For Gregger and I these holidays were simply a “day off.” For many years he closed the store. He was a rebel. He believed people deserved the day off. If it was a holiday, close the store. Everyone needed rest. He defied the rules. Then the shopping center gods stepped in. Lease rules. No overstepping the boundaries. So he did it his way. Holiday hours. He sucked it up and did what he had to do. Memorial Day was one of those holidays he passed off. I got lucky. I had him for two whole days. It was strange at times. I wasn’t used to his being home for two days straight. Most people would find that odd. But for 40 years Gregger worked six days a week. He never took extra days off. Two days in a row. That was really something! We savored those moments. But that was in the later years.
This holiday weekend I was thinking back to days gone by. Memorial Days when Gregger and I were in our prime and the kids were blossoming and athetically active. Watching the French Open today brought back a bevvy of memories and emotions. I missed so many holidays with Gregger. I was busy traveling with the kids. Nothing extravagant or flashy. We were staying in roadside motels, driving from state to state. The boys were competitive tennis players. It was a crazy life. Tennis never had a season. A year round activity. Year round schlepping to practice. Year round juggling homework, practice, tournaments, and social life. Year round stress. And the big tournaments were always over holidays. From Labor Day to Thanksgiving, Christmas and New Years, Easter to Memorial Day, they never ended. Our travel took us southwest, midwest, California. Gregger was stuck at home working his tail off to pay for all of the travel, coaches, equipment, and other paraphernalia. Each weekend Ashley lugged her backpack filled with coloring books and crayons. Her faithful companion “Woof-Woof” tight in hand, Ashley sat silently on the sidelines. Meanwhile, I paced, gnawed my nails, clapped, and faked calmness as best I could (I completely failed!). If one or both of the boys made the finals, Gregger might hop a plane to surprise us. Or, if we were lucky enough for a Tucson destination, he would make it down for a match or two. It was a crazy life. But certainly a life none of us would change. Or maybe we would. The vote is out on that one.

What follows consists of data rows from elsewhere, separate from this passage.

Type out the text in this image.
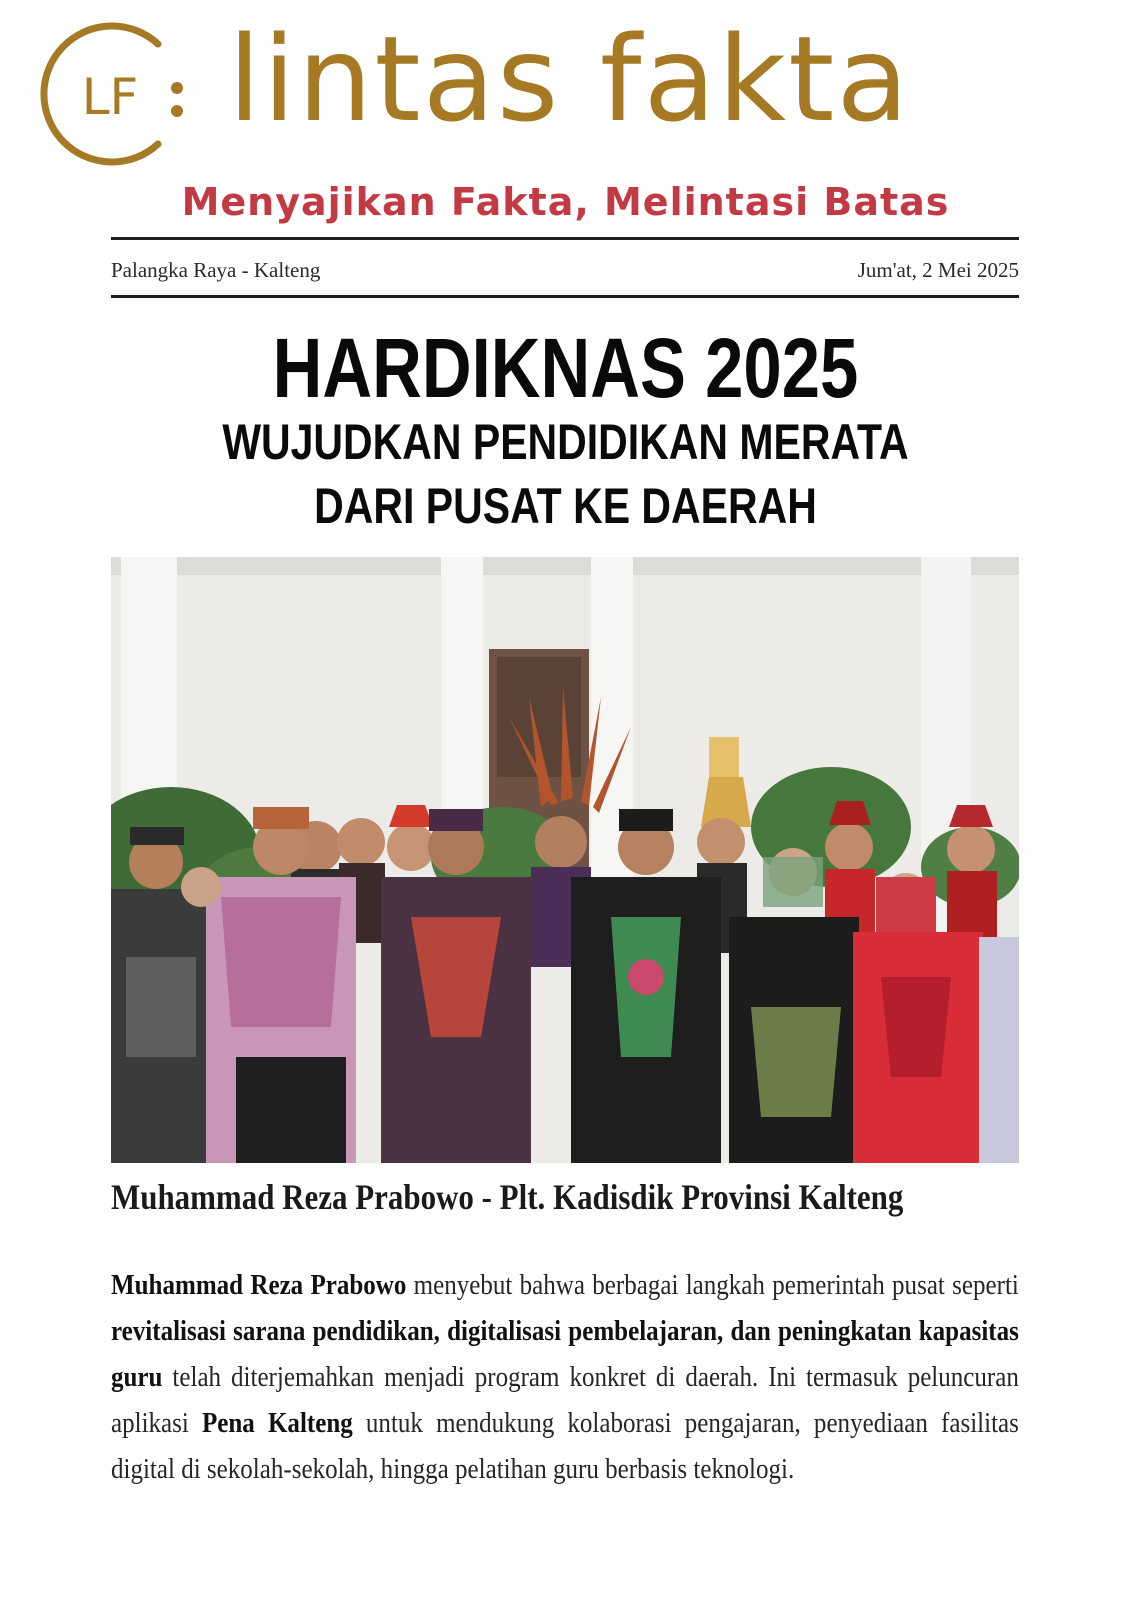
LF lintas fakta
Menyajikan Fakta, Melintasi Batas
Palangka Raya - Kalteng	Jum'at, 2 Mei 2025
HARDIKNAS 2025
WUJUDKAN PENDIDIKAN MERATA
DARI PUSAT KE DAERAH
Muhammad Reza Prabowo - Plt. Kadisdik Provinsi Kalteng
Muhammad Reza Prabowo menyebut bahwa berbagai langkah pemerintah pusat seperti revitalisasi sarana pendidikan, digitalisasi pembelajaran, dan peningkatan kapasitas guru telah diterjemahkan menjadi program konkret di daerah. Ini termasuk peluncuran aplikasi Pena Kalteng untuk mendukung kolaborasi pengajaran, penyediaan fasilitas digital di sekolah-sekolah, hingga pelatihan guru berbasis teknologi.
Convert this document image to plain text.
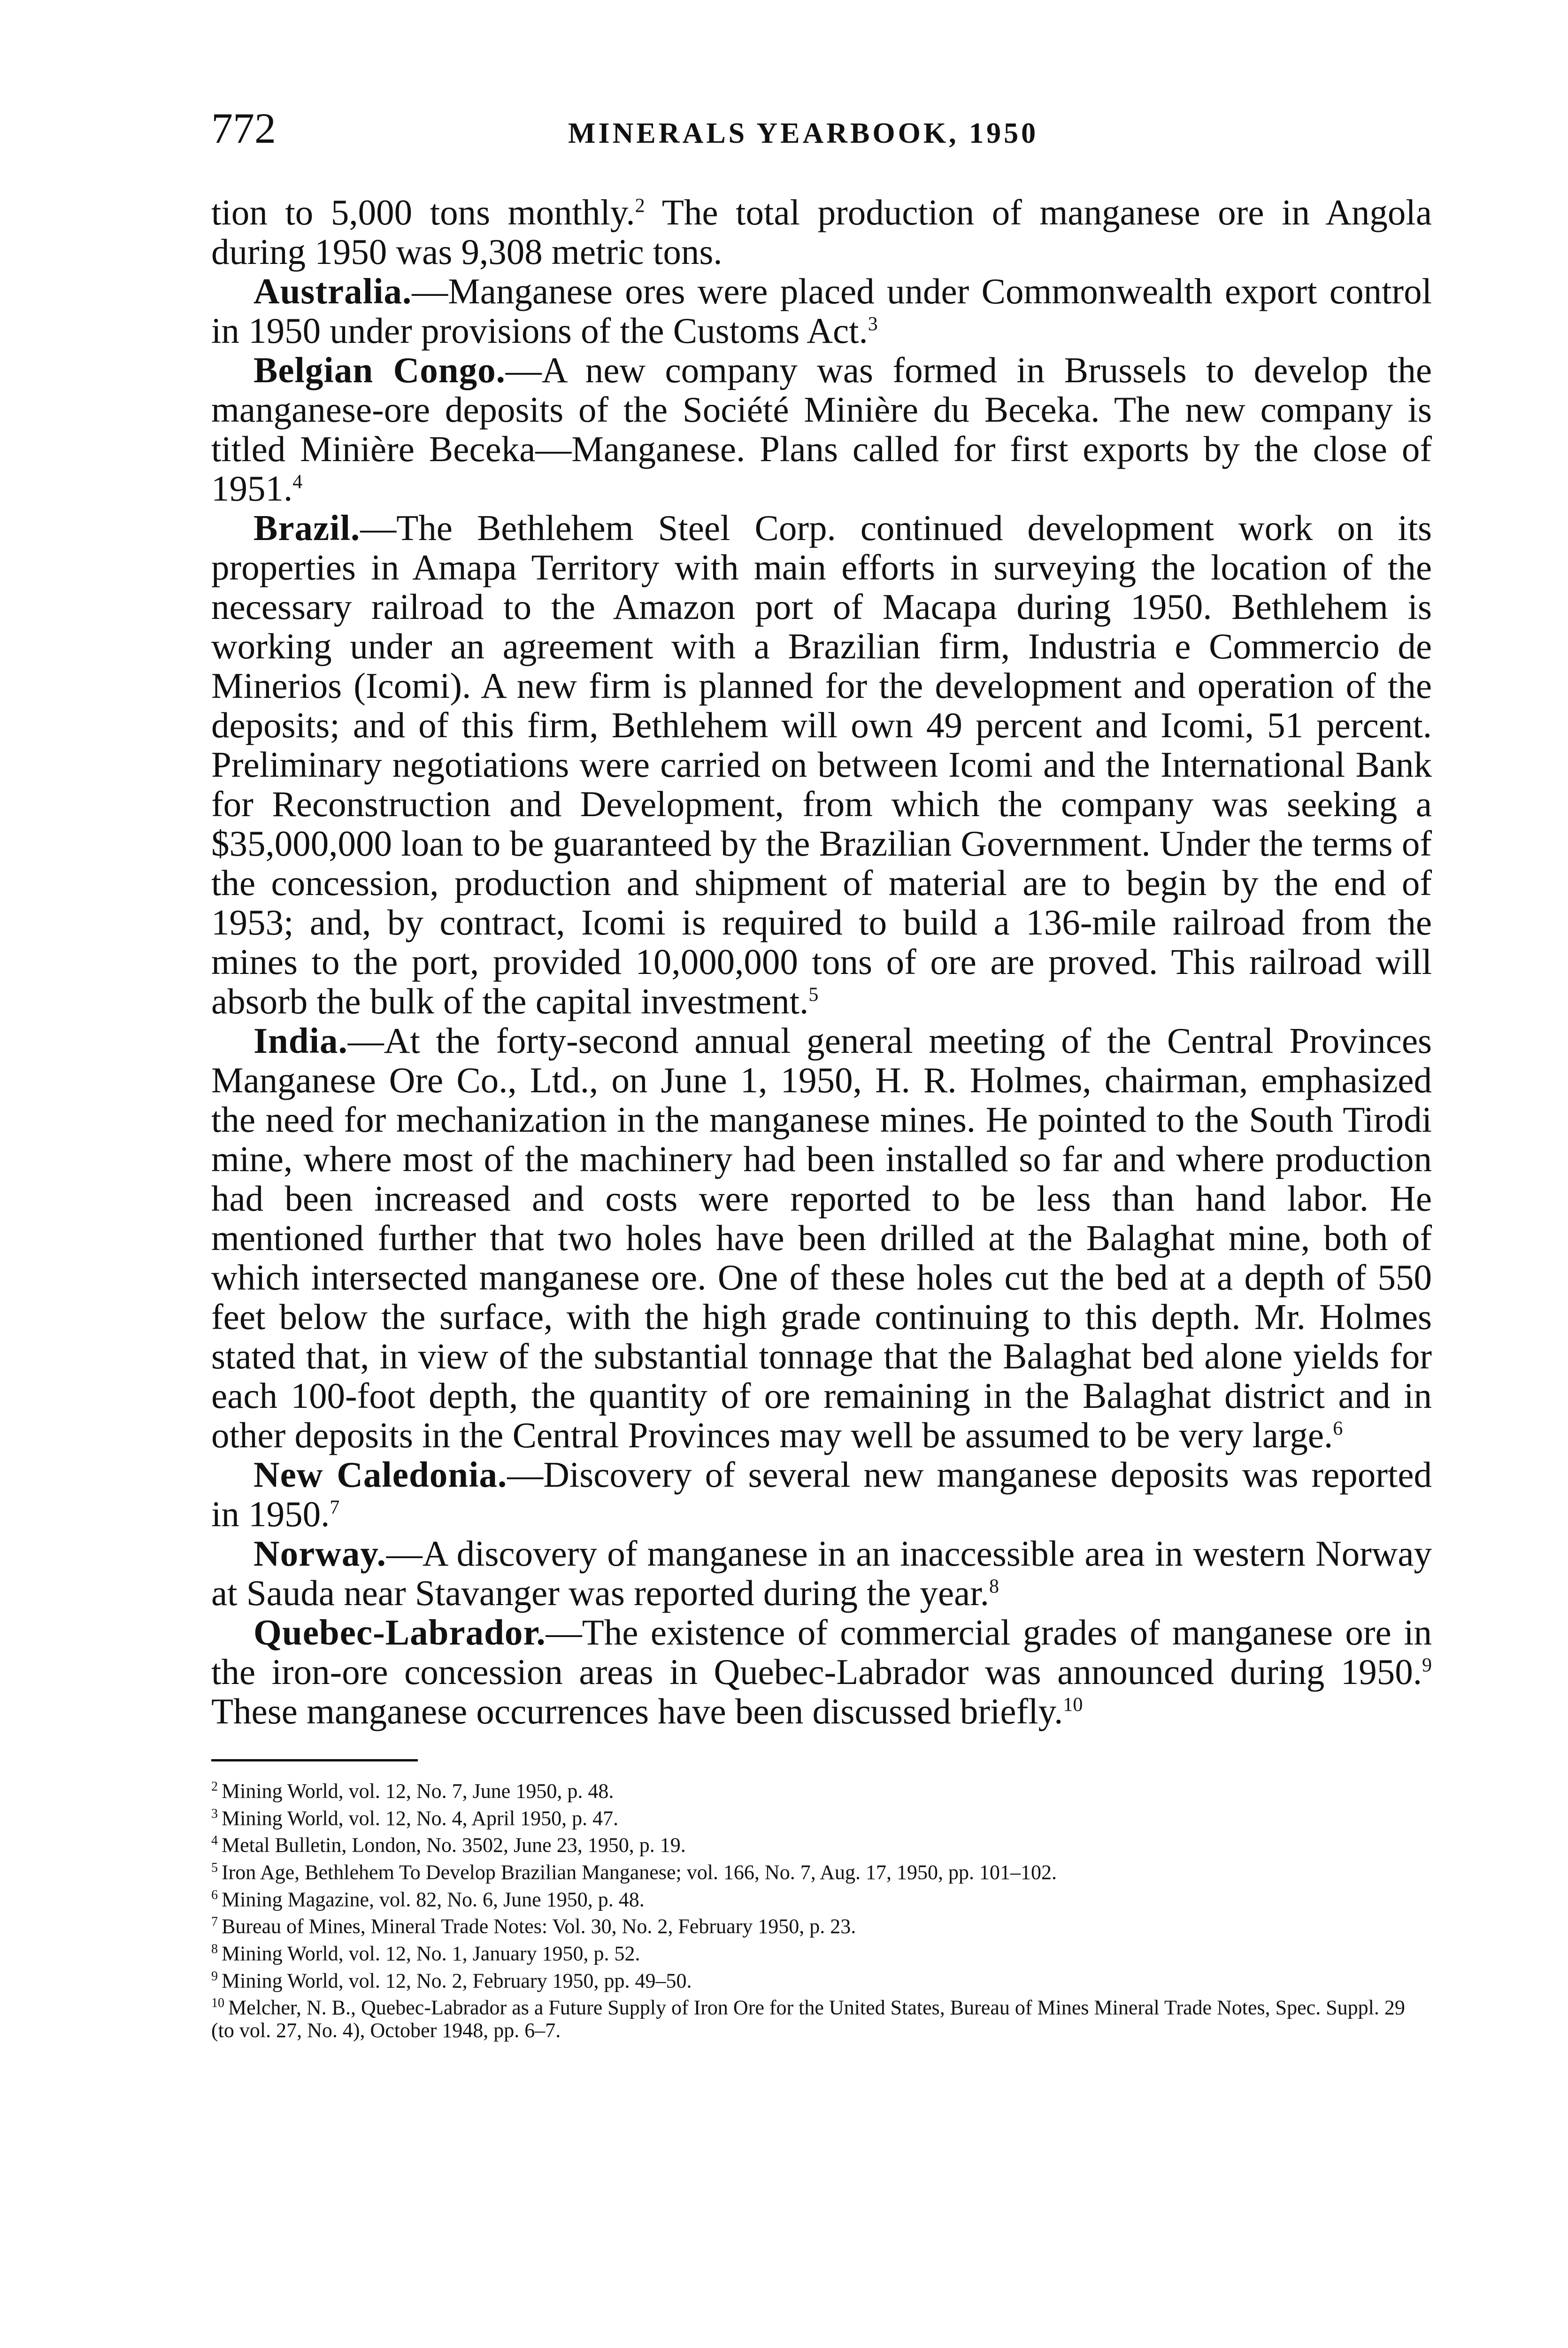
772	MINERALS YEARBOOK, 1950

tion to 5,000 tons monthly.$^2$ The total production of manganese ore in Angola during 1950 was 9,308 metric tons.

Australia.—Manganese ores were placed under Commonwealth export control in 1950 under provisions of the Customs Act.$^3$

Belgian Congo.—A new company was formed in Brussels to develop the manganese-ore deposits of the Société Minière du Beceka. The new company is titled Minière Beceka—Manganese. Plans called for first exports by the close of 1951.$^4$

Brazil.—The Bethlehem Steel Corp. continued development work on its properties in Amapa Territory with main efforts in surveying the location of the necessary railroad to the Amazon port of Macapa during 1950. Bethlehem is working under an agreement with a Brazilian firm, Industria e Commercio de Minerios (Icomi). A new firm is planned for the development and operation of the deposits; and of this firm, Bethlehem will own 49 percent and Icomi, 51 percent. Preliminary negotiations were carried on between Icomi and the International Bank for Reconstruction and Development, from which the company was seeking a $35,000,000 loan to be guaranteed by the Brazilian Government. Under the terms of the concession, production and shipment of material are to begin by the end of 1953; and, by contract, Icomi is required to build a 136-mile railroad from the mines to the port, provided 10,000,000 tons of ore are proved. This railroad will absorb the bulk of the capital investment.$^5$

India.—At the forty-second annual general meeting of the Central Provinces Manganese Ore Co., Ltd., on June 1, 1950, H. R. Holmes, chairman, emphasized the need for mechanization in the manganese mines. He pointed to the South Tirodi mine, where most of the machinery had been installed so far and where production had been increased and costs were reported to be less than hand labor. He mentioned further that two holes have been drilled at the Balaghat mine, both of which intersected manganese ore. One of these holes cut the bed at a depth of 550 feet below the surface, with the high grade continuing to this depth. Mr. Holmes stated that, in view of the substantial tonnage that the Balaghat bed alone yields for each 100-foot depth, the quantity of ore remaining in the Balaghat district and in other deposits in the Central Provinces may well be assumed to be very large.$^6$

New Caledonia.—Discovery of several new manganese deposits was reported in 1950.$^7$

Norway.—A discovery of manganese in an inaccessible area in western Norway at Sauda near Stavanger was reported during the year.$^8$

Quebec-Labrador.—The existence of commercial grades of manganese ore in the iron-ore concession areas in Quebec-Labrador was announced during 1950.$^9$ These manganese occurrences have been discussed briefly.$^{10}$

$^2$ Mining World, vol. 12, No. 7, June 1950, p. 48.
$^3$ Mining World, vol. 12, No. 4, April 1950, p. 47.
$^4$ Metal Bulletin, London, No. 3502, June 23, 1950, p. 19.
$^5$ Iron Age, Bethlehem To Develop Brazilian Manganese; vol. 166, No. 7, Aug. 17, 1950, pp. 101–102.
$^6$ Mining Magazine, vol. 82, No. 6, June 1950, p. 48.
$^7$ Bureau of Mines, Mineral Trade Notes: Vol. 30, No. 2, February 1950, p. 23.
$^8$ Mining World, vol. 12, No. 1, January 1950, p. 52.
$^9$ Mining World, vol. 12, No. 2, February 1950, pp. 49–50.
$^{10}$ Melcher, N. B., Quebec-Labrador as a Future Supply of Iron Ore for the United States, Bureau of Mines Mineral Trade Notes, Spec. Suppl. 29 (to vol. 27, No. 4), October 1948, pp. 6–7.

I spent this weekend with new friends (stepped way out of my box – thanks Marcia and Geoff!), my son (who was sweet enough to drive over from AZ), and alone (learning to cope). I would much rather be chumming with my “buddy,” but he’s not here. I hope he’s enjoying his day off. He looked so forward to two days in a row. He lingered a little bit longer with his coffee. He scrolled slowly through his facebook page (but wouldn’t admit it!). He got a bit of “scruff” after not shaving for two days. He even settled back with a beer or two (maybe even a Jameson) to catch up on some TV. They were fun times. Good times. Memorable times. With the kids. When the kids were grown. So on this Memorial Day, I honor the heroes who died fighting for our country. But I honor my lost hero too. I miss you.